6.3. Internationale Entwicklungen: globaler Diskurs und Interdependenz
6.3.1. Analyseeinheit I: unversöhnlich angesichts des reproduktiven und therapeutischen Klonens
6.3.1.1. Deutschland als Zünglein an der Waage?
6.3.1.2. Südkorea bangt um den Fortschritt
6.3.2. Analyseeinheit II: eine unverbindliche Deklaration
6.3.3. Zusammenfassung der internationalen Entwicklungen

7. Kultur und Religion im Angesicht neuen Wissens
7.1. Zur Bedeutung der Religion und neuem Wissen
7.2. Die Stabilität der Kultur im Diskurs
7.3. Der Hindernisvorwurf
7.4. Ausblick: der Fall des Klonkönigs

8. Verzeichnis: Literatur und weitere Quellen

9. Anhang
9.1. Empirisches Material: Verzeichnis der Grundgesamtheit
9.1.1. Dossier I: (2004 und 2005):
9.1.2. Dossier II (2004)
9.1.3. Dossier III (2005)
9.2. Praktisches Beispiel zum methodischen Vorgehen

„Der Klonkönig von Südkorea“

Stammzelldiskurs in Deutschland und Südkorea: Der Faktor Kultur als Hindernis einer allgemeingültigen Makroethik?

1. Wirbel um Südkorea

Hwang Woo-suk, der „Klonkönig von Südkorea“. Zu diesem Titel gelangt der südkoreanische Wissenschaftler nach seinem erfolgreichen Klonexperiment im Februar 2004. Bei diesem Experiment klonten er und sein Team Embryos und extrahierten aus diesen Stammzellen.
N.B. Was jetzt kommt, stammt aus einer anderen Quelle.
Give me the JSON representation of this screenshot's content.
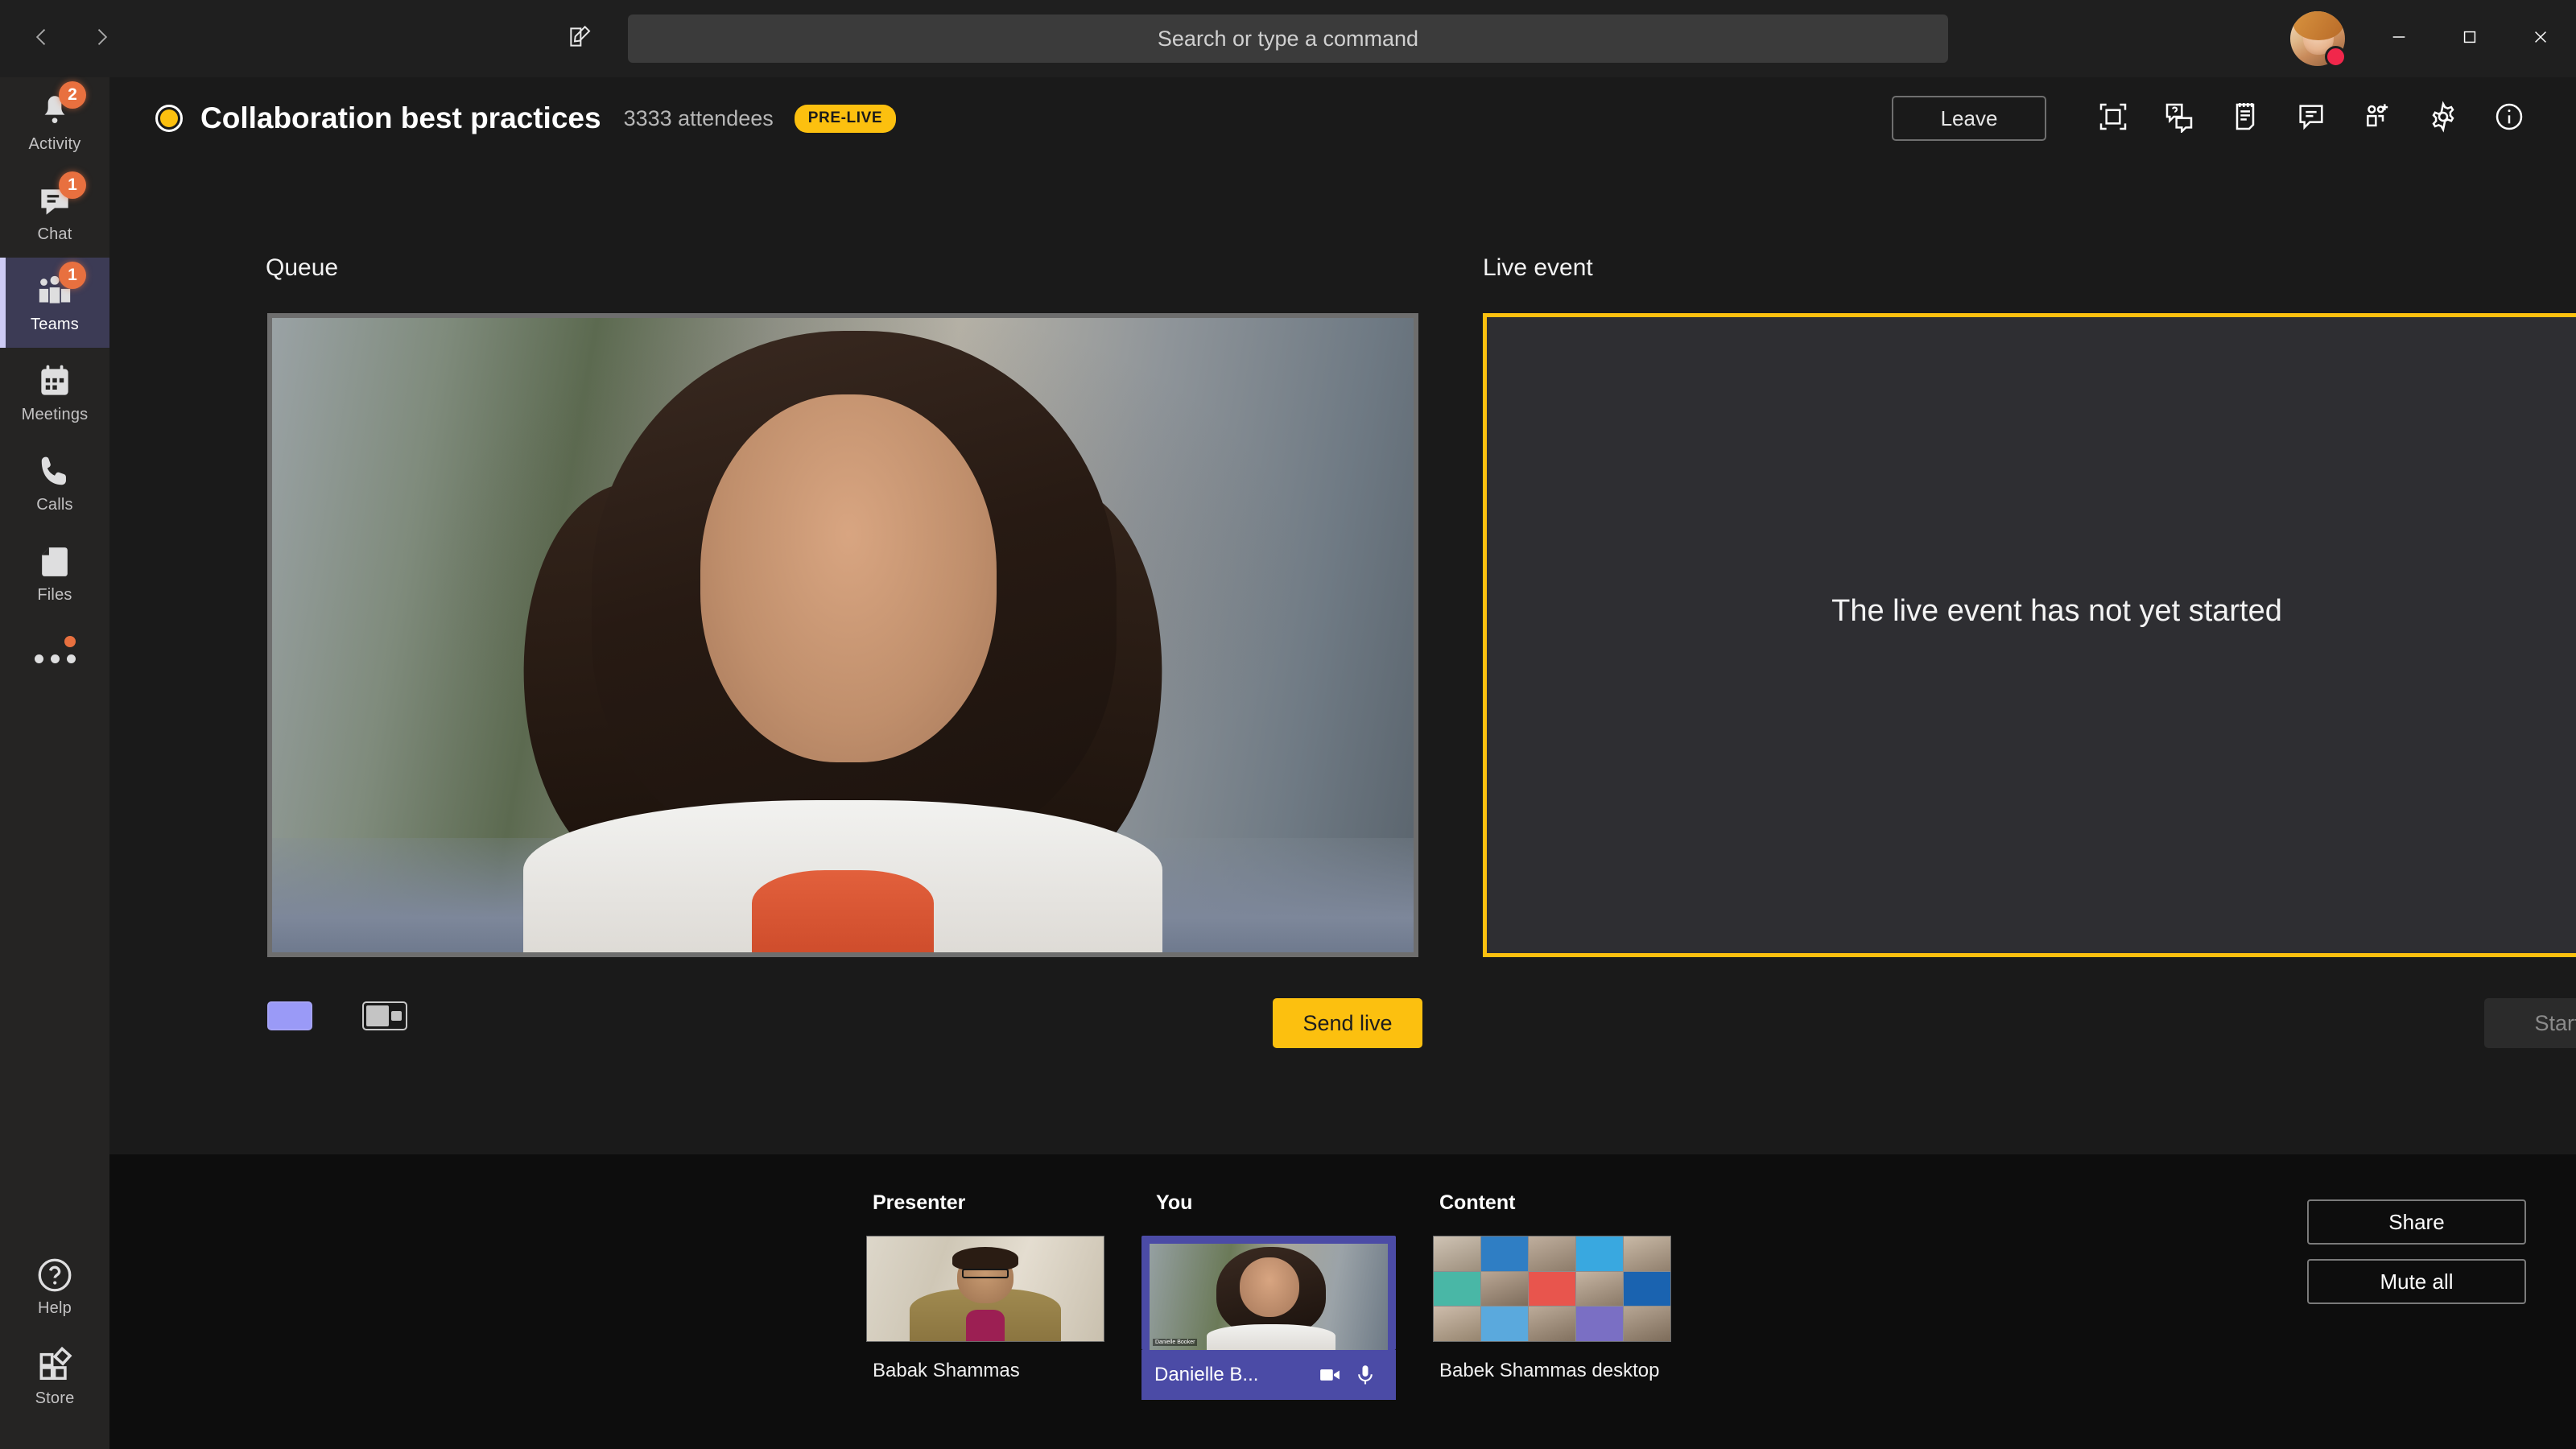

Der eigentlich besonders auf dem Gebiet der Veterinärmedizin versierte Forscher Hwang versetzt damit nicht nur Südkorea, sondern die ganze Welt in ein Wechselbad zwischen Hoffen und Schrecken. Denn die Stammzellforschung gilt als Chance, bisher unheilbare Krankheiten, wie Diabetes oder Alzheimer, in Zukunft heilen zu können. Gleichzeitig entstehen ethische Bedenken, denn bei der Entnahme der Stammzellen werden die Embryos getötet. So lässt diese neue Technologie unheilbar Kranke - egal welcher Nation - auf Heilung ihrer Leiden hoffen und schürt gleichzeitig Ängste vor Missbrauch und Grenzüberschreitungen bei der Forschung am Menschen.
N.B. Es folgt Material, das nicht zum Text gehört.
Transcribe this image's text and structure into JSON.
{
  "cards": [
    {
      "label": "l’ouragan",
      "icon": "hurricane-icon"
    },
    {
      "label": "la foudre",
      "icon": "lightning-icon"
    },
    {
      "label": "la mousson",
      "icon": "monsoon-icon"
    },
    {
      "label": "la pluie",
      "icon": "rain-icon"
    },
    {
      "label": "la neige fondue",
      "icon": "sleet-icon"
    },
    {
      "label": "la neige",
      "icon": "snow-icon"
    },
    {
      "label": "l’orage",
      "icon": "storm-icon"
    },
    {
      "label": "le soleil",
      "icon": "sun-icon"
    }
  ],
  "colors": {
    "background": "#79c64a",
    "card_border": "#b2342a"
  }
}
Die Nachricht über das Klonexperiment verbreitet sich Anfang 2004 rasant über die Medien und entfacht die Diskurse erneut. Schon zuvor war das Klonen in Bezug auf den Menschen innerhalb der Länder und auf internationaler Ebene diskutiert worden. Das Stammzell- und das Embryonenschutzgesetz verhindern in Deutschland eine derartige Forschung, in Südkorea bestehen zu diesem Zeitpunkt keine eindeutigen Gesetze. Die Vereinten Nationen konnten keinen Konsens in dieser Frage finden, die Entscheidung über ein allgemeines Klonverbot wurde vertagt.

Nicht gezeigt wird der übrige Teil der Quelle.